Вывод: Строгость в отношении выполнения обязанностей, как и все в мире, относительна. Если вы решаетесь нарушить ее, то отходите исключительно в сторону улучшения выполнения своего долга. Помните, нет ничего приятнее того, чтобы отказывать себе в непозволительных слабостях, надо только научиться этому.
Предпоходный период
Непосредственно перед выходом подводной лодки в автономное плавание одной из самых важных задач, стоящих перед командованием, было возвращение офицерского и мичманского состава на штатные места согласно боевому расписанию: «Со швартовов сниматься». Подчас эта задача оказывалась непосильной, и тогда принималось решение вывести подводную лодку на якорь, чтобы дособирать личный состав экипажа и при этом не растерять уже имеющийся на борту. В последние минуты, до того как подводная лодка отвяжется от пирса, можно было наблюдать занятные сцены прибытия офицеров и мичманов на корабль.

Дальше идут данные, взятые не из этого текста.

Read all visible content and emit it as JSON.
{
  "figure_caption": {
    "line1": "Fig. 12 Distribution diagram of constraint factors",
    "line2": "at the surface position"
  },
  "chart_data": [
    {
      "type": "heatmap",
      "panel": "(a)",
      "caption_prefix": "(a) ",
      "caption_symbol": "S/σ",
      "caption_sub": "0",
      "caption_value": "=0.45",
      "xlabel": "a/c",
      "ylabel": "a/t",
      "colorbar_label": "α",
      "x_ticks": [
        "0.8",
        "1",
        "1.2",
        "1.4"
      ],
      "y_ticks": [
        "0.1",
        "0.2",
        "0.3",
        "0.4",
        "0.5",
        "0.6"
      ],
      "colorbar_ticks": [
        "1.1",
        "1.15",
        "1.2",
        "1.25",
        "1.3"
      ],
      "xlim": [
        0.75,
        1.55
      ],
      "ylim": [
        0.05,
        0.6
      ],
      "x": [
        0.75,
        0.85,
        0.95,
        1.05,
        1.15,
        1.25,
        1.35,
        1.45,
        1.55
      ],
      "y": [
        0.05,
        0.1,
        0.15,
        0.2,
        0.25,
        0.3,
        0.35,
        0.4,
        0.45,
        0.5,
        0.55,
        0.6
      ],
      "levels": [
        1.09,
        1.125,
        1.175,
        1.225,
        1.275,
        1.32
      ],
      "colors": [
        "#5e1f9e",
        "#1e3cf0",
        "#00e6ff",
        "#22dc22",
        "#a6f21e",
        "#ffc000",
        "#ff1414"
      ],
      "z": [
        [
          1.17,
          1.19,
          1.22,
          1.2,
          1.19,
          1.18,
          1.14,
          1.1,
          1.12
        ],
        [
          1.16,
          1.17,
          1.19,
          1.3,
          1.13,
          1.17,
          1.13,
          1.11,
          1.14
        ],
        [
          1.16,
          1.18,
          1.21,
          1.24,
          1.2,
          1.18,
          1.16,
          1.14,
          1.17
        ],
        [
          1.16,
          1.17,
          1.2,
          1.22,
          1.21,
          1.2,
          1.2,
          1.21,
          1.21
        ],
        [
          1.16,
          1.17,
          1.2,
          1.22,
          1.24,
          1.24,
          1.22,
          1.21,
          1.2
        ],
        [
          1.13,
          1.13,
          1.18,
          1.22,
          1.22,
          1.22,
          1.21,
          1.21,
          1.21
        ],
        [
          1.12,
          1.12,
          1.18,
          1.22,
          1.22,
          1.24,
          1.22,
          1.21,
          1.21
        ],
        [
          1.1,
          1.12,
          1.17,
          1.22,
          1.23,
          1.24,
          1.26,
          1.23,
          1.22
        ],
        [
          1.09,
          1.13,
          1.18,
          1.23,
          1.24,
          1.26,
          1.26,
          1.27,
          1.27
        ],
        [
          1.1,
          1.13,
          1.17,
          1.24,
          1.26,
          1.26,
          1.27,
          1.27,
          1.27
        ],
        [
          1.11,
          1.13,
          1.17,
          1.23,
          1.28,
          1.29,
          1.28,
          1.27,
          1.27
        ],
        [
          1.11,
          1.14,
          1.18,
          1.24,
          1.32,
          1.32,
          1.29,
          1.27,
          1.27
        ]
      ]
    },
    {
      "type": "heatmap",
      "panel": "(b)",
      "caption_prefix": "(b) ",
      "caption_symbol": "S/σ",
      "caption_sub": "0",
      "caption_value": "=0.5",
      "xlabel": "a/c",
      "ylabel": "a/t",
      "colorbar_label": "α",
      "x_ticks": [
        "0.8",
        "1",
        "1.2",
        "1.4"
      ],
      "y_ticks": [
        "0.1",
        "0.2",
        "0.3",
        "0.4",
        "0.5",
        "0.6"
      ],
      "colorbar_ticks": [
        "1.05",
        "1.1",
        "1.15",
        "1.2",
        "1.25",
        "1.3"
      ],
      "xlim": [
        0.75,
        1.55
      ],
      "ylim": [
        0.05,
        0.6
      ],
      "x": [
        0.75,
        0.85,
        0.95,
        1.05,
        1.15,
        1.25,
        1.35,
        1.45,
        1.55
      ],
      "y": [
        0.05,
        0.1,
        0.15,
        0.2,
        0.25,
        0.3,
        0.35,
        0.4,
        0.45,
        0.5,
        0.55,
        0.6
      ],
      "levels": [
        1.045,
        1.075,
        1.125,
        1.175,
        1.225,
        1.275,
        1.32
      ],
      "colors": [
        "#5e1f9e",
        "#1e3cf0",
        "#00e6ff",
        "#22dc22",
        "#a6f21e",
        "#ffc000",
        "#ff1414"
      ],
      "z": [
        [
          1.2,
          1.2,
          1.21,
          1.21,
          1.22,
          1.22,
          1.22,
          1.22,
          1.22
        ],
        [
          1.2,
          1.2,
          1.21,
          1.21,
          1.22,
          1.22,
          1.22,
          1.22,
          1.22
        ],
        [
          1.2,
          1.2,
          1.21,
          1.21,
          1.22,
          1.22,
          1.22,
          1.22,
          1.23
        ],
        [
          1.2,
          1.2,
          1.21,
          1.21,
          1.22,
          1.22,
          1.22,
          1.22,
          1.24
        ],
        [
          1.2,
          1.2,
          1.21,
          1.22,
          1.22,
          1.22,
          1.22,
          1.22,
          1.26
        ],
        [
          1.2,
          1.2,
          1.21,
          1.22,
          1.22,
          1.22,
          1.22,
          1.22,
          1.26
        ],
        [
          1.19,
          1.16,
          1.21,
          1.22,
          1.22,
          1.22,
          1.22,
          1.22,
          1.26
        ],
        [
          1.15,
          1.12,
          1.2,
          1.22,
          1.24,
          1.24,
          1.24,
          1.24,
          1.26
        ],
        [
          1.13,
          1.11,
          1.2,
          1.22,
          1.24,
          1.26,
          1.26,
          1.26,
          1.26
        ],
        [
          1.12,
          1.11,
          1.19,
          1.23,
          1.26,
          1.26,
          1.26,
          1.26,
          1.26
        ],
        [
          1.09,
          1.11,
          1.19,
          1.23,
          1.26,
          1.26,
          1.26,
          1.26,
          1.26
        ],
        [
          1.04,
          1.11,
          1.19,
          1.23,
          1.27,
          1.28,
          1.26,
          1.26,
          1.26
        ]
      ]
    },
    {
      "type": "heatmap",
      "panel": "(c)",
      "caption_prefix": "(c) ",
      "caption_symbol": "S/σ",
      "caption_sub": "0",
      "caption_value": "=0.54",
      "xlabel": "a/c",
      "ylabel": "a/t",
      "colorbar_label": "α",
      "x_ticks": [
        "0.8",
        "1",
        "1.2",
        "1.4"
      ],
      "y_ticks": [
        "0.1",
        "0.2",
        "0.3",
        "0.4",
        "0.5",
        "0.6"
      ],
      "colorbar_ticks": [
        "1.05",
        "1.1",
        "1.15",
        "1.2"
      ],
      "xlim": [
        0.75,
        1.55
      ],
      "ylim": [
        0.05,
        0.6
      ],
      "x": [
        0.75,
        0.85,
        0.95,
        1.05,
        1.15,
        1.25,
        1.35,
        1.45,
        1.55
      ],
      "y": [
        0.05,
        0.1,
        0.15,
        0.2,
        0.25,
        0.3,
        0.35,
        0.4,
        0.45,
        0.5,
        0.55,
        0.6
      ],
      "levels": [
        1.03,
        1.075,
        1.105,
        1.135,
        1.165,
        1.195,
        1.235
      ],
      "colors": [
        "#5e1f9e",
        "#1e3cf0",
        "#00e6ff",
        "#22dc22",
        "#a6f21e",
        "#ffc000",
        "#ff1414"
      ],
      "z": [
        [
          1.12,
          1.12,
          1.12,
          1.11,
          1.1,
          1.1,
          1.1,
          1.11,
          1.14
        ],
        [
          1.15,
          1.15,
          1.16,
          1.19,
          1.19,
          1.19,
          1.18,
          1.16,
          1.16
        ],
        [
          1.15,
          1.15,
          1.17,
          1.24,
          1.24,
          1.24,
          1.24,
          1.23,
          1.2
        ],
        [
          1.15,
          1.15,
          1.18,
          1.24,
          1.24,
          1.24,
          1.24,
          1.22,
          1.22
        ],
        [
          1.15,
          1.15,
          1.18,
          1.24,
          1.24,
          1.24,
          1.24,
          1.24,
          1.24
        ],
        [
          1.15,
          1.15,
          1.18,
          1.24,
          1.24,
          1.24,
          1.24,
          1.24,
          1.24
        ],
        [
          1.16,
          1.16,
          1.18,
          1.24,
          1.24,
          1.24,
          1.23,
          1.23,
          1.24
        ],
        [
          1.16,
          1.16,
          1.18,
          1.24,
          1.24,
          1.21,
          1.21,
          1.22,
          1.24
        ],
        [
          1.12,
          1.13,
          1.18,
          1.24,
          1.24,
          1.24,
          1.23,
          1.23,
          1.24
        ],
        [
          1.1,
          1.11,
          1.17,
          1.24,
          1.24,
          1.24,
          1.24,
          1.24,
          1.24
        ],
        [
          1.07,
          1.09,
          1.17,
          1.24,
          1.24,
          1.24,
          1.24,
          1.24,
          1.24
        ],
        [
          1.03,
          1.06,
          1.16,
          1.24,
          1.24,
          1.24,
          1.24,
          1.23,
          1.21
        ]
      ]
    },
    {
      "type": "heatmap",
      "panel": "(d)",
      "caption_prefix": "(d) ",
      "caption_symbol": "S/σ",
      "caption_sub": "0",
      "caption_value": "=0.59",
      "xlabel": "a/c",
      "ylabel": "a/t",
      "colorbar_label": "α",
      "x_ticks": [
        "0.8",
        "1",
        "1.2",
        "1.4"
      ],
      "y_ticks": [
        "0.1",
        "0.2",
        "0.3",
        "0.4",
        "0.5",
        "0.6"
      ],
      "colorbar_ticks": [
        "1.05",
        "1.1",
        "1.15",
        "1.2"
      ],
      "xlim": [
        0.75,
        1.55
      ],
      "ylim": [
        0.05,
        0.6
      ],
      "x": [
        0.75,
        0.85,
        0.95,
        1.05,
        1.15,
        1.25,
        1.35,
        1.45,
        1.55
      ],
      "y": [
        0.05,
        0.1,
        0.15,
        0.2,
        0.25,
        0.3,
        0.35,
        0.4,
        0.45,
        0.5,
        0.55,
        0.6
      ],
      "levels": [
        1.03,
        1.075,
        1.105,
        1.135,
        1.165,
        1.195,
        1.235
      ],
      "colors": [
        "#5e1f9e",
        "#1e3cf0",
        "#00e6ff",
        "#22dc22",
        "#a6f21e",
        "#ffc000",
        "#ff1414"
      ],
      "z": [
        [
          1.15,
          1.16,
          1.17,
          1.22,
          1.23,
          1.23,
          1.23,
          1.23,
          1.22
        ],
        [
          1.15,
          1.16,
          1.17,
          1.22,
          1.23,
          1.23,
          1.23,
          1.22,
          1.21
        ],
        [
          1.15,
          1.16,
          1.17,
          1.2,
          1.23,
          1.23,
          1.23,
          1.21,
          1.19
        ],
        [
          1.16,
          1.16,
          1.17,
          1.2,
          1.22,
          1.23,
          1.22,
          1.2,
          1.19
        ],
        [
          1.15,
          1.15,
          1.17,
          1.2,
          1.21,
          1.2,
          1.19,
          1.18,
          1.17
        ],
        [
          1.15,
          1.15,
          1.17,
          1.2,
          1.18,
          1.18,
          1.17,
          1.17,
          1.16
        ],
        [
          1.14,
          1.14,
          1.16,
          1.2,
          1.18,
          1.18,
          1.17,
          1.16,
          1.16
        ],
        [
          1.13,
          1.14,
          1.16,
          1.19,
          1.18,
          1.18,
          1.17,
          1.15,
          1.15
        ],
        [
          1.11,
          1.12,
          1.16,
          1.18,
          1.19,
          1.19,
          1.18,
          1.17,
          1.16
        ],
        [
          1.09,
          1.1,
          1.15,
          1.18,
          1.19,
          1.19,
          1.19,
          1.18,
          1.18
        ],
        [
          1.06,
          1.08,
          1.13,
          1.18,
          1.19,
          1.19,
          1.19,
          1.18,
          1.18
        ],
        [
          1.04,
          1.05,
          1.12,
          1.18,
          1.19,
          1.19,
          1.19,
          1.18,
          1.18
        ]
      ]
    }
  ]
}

При этом были случаи, когда в море уходили люди, имеющие за плечами крупные «залеты», иногда граничащие с воинским преступлением. И тогда «включался» главный принцип: «Море все спишет». Это расхожая интендантская поговорка, известно, мясо стухло его, и списали (за борт). В этом случае командиры говорили: «Ладно, пусть идет в море, а мы посмотрим, как он себя там проявит».